As the West is exploiting Xinjiang governance to stir up trouble for China, Western opinion is closely facilitating this process.
In late February, French professor from the University of Strasbourg Christian Mestre stepped down from his post as the ethics officer of the Strasbourg Eurometropolis. Besides his academic relations with China and his alleged service for China, French media outlets dug out his opinion in 2019 when he attended an international seminar on counter-terrorism, de-radicalization and human rights protection in Xinjiang. He praised China's counter-terrorism and de-radicalization measures in Xinjiang in an interview, and called for France and other European countries haunted by terrorism to adopt Chinese measures.
In recent years, some Western governments and the media outlets of those countries have stepped up efforts to pressure China by vilifying China's Xinjiang policy. What happened to Professor Mestre shows that Western public opinion manipulated by elites won't bear any voices different from narratives it constructed about Xinjiang. In 2019, a documentary released by China's national broadcaster CGTN on the anti-terrorism work in Xinjiang was identified by the YouTube community as inappropriate or offensive to some audiences.
Western media propaganda against Xinjiang governance is a composition of lies, loopholes and fabrication. These media outlets deliberately twist or make up facts and selectively report on whatever caters to their rhetoric. By playing with double standards, they control the discourse power and filer the opinions they dislike.
The fixed Western mentality determines their rhetoric, and the human rights card is the easiest and cheapest tool in the Western opinion sphere. Western media would not try to understand, or they just deliberately turn a blind eye to, the fact that Xinjiang governance is not about human rights but a matter of counter-terrorism and anti-secession.
After all, Western opinion sphere is a platform through which Western forces interfere in China's internal politics and impose so-called international pressure on China in a bid to squeeze China's room for development and maintain their own global ambitions and geostrategic interests. The rights and welfare of people in Xinjiang are never in the minds of these forces whose actual agenda is to make trouble for China and jeopardize China's development.

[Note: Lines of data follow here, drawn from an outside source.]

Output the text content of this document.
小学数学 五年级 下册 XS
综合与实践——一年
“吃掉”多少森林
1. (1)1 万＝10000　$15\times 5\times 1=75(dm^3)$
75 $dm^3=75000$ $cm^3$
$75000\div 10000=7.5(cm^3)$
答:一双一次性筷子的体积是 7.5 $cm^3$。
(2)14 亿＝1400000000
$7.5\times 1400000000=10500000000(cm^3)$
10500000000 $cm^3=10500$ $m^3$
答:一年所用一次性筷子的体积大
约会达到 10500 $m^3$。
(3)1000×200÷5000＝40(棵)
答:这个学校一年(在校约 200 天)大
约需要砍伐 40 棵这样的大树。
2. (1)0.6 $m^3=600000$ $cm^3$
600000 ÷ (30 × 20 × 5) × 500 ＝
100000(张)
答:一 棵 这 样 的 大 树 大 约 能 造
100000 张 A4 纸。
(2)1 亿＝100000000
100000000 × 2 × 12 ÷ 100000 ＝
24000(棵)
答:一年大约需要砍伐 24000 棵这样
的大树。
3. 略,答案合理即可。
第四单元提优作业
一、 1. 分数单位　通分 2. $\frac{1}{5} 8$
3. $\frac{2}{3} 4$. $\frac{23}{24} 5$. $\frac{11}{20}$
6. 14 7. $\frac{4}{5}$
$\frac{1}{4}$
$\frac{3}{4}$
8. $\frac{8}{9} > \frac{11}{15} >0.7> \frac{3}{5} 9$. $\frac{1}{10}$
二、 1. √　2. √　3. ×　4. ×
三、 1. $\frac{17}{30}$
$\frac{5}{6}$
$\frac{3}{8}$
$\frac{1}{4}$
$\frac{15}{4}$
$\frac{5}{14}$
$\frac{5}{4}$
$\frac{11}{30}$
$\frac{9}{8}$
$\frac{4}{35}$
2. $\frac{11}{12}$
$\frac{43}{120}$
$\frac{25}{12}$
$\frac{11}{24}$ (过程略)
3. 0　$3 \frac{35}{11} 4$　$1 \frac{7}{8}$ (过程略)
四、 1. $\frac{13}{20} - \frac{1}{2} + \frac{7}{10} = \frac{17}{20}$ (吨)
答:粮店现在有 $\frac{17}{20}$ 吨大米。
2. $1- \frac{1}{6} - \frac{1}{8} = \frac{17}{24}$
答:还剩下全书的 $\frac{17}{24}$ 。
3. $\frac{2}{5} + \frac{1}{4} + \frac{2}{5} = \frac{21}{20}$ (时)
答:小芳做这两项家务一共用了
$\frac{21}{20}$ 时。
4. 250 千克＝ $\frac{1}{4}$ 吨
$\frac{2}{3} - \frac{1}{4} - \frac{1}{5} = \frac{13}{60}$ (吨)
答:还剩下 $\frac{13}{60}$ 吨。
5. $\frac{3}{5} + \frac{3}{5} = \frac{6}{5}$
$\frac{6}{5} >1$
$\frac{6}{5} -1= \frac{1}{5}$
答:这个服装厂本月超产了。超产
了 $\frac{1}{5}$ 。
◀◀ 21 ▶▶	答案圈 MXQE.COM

The West treats China with a twisted mentality, which prevents it from having a correct view of China's practices. China's policies in Xinjiang are an exploration of how to eradicate terrorism, extremism and radicalization. These evils know no boundary and threaten the stability of many countries, including European ones. China's governance in Xinjiang has prevented violent terrorist attacks in Xinjiang and brought peace and development back to the region. This is what all ethnic groups in Xinjiang are willing to see. China will not be led by the nose by the Western opinion war.
Professor Mestre's opinion that "France and other European countries [haunted by terrorism] could take the answers given by Xinjiang" back in 2019 was not to please China, but an earnest suggestion for the West. Western societies also face the baffling issue of religious extremism and have suffered from bloody terror attacks. In 2020 alone, nine cases of terror attacks occurred on French soil. The Western world, including France, could learn from China's experience. But as the West spares no efforts to crack down on China by exploiting Xinjiang governance, it may eat the bitterness itself at the end.